Heading Up the Tiny Guild
Running a Tiny Guild can be joyous. When you have a player who discovers something new, or when all of the guild members just hit on the same idea at once, and everyone comes together to accomplish a major achievement. These are especially poignant moments in a tiny guild because, by its very nature, everyone knows everyone else. Even if you never talk to the player, you still know a bit about them, just because there’s so little other guild traffic.
But it has its downside, too. Personalities have to mesh well –at least the players have to be able to deal with those personalities they conflict with well – or there will be drama. It’s much like the back seat of Mom & Dad’s car – do the kids play, or do they gripe and poke at one another? Luckily, we have a group of pretty laid-back players; so getting along with one another isn’t much of a problem in Higher Authority.
It does cause a completely different problem though. In a tiny guild, there’s almost always one person who has to come up with things to do. In the case of Higher Authority, that person is me. It’s really unsurprising that I became the guild leader when our previous GL’s account got hacked, and he didn’t want to bother to restart the guild. I play by far the most of any member of the guild. And I am guild-loyal to the point that toons I have scattered elsewhere get little, if any play time. I also tend to be the one who comes up with ideas for group content.
I started the Dwarven Dungeon Crawl (they’re level 60, and will be launching themselves into outland dungeons this week!); and when the Laid Back Dungeons took a turn toward the slow, I implemented Guild Randomness.
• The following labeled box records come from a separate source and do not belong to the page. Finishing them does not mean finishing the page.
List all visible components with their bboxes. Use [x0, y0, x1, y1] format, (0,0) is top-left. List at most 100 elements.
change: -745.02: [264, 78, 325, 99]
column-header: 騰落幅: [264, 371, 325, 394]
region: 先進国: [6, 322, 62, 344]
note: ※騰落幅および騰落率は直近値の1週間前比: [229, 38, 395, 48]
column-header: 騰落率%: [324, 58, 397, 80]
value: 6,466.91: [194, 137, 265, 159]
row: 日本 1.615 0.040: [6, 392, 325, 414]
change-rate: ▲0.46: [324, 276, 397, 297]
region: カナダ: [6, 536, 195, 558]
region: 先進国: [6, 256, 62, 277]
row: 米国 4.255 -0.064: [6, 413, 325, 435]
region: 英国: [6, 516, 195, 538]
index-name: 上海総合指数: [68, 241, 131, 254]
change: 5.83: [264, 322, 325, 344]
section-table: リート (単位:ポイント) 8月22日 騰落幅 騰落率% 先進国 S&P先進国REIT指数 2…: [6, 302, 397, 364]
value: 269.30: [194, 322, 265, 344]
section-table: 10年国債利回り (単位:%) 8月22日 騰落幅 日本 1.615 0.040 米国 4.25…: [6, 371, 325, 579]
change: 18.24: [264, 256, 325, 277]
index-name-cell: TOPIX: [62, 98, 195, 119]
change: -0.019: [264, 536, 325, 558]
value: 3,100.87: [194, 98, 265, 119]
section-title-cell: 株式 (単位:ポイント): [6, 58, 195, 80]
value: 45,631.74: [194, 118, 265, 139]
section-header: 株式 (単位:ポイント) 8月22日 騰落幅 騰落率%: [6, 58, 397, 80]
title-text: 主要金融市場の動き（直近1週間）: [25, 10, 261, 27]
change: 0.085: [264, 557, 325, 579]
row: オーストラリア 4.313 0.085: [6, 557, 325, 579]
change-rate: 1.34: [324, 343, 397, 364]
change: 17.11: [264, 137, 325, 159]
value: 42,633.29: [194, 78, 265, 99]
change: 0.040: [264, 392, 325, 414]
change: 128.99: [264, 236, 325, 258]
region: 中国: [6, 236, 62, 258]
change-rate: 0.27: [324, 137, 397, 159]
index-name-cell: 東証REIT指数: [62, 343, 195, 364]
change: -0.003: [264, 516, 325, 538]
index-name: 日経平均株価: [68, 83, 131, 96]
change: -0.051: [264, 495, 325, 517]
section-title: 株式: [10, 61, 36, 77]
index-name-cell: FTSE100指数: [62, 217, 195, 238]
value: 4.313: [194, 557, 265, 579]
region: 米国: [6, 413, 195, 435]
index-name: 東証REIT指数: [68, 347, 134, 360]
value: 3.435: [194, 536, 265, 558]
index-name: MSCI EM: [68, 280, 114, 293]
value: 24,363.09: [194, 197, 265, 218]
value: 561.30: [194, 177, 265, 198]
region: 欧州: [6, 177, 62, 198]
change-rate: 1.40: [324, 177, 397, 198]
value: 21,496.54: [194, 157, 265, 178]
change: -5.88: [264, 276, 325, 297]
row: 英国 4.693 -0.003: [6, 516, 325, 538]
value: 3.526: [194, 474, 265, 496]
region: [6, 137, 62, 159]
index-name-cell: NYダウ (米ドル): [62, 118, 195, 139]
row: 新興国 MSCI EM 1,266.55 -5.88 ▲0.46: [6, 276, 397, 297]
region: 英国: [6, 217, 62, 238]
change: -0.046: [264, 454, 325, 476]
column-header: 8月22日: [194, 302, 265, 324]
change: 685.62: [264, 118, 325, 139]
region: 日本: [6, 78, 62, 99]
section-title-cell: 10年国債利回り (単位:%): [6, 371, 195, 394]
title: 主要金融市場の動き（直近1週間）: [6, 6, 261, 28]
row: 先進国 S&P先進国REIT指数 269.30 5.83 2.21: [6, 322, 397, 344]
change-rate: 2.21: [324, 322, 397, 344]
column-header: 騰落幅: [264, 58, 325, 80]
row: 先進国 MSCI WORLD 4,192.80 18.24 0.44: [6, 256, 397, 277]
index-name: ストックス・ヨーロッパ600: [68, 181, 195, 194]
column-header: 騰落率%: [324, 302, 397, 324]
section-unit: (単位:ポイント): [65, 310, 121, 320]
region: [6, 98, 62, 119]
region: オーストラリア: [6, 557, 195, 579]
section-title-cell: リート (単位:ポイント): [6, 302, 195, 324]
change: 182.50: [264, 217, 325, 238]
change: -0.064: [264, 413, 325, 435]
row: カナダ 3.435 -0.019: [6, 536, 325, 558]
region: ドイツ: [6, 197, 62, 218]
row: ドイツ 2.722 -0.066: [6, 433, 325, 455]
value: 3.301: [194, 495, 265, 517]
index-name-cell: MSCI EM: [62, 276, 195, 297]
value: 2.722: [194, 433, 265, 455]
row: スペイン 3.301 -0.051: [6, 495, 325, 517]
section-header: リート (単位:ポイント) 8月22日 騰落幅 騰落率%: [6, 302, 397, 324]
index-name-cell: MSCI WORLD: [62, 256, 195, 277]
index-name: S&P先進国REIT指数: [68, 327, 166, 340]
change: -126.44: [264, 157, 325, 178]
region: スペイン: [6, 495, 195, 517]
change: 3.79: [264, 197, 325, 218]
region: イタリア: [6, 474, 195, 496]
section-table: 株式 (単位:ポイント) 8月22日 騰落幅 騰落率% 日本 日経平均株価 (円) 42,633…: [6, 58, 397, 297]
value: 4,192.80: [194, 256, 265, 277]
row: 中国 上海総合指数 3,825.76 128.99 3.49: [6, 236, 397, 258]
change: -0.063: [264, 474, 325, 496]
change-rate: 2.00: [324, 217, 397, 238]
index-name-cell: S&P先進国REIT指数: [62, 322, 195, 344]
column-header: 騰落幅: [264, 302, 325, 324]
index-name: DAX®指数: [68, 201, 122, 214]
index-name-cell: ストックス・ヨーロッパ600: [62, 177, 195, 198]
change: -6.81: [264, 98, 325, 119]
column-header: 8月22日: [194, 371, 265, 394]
These things have both gotten our crew playing more. Which is awesome. But if I’m not there… well, they just don’t happen without me.
Another thing that’s tough in a tiny guild is actually the ability of the players. You really can get any level of ability, from tanking priests or extreme hunters to people who have no idea what their abilities really do. We sort of have a tanking priest (she doesn’t tank dungeons. But she plays that priest like a tank, picked talents like a tank… you get the idea), but the most extreme hunter antics we have are the stupid things I do, not awe-inspiring tames or exteme soloing antics.
In Higher Authority, I am sometimes frightened to say that I am among the best informed and most skilled players. I don’t consider myself particularly skilled. I am an adequate tank when I know the fights well and can over gear them. I am an adequate hunter for LFR. I am not stellar at either of those roles, regardless of the level of the content. I read up, so that I am at least using logical glyphs and talents, and am gemmed and enchanted correctly. I know my stat priorities and I keep my DPS hit caps.
At another corner of the triangle is a player who was so badly burned when he played a tank in vanilla that he refuses to read strategy, and sometimes even refuses to follow directions in dungeons, joking all the way.
And then we have the players who don’t really know that there are outside resources for the game. They recently asked me how I knew something, and I told them I’d looked it up on WoWhead, which they’d never heard of.
I’m sure a lot of raiders are cringing right now, but it’s my tiny guild, and what we do have is genuine fun. We might not be able to discuss tactics for 4-manning Flame Leviathan, but we do get excited about being able to get black drakes and the genuine surprise of my guild mates at what I think of as simple things is endearing. And I bet I could talk them all into running Karazahn every single week until we all got Attumen’s horse.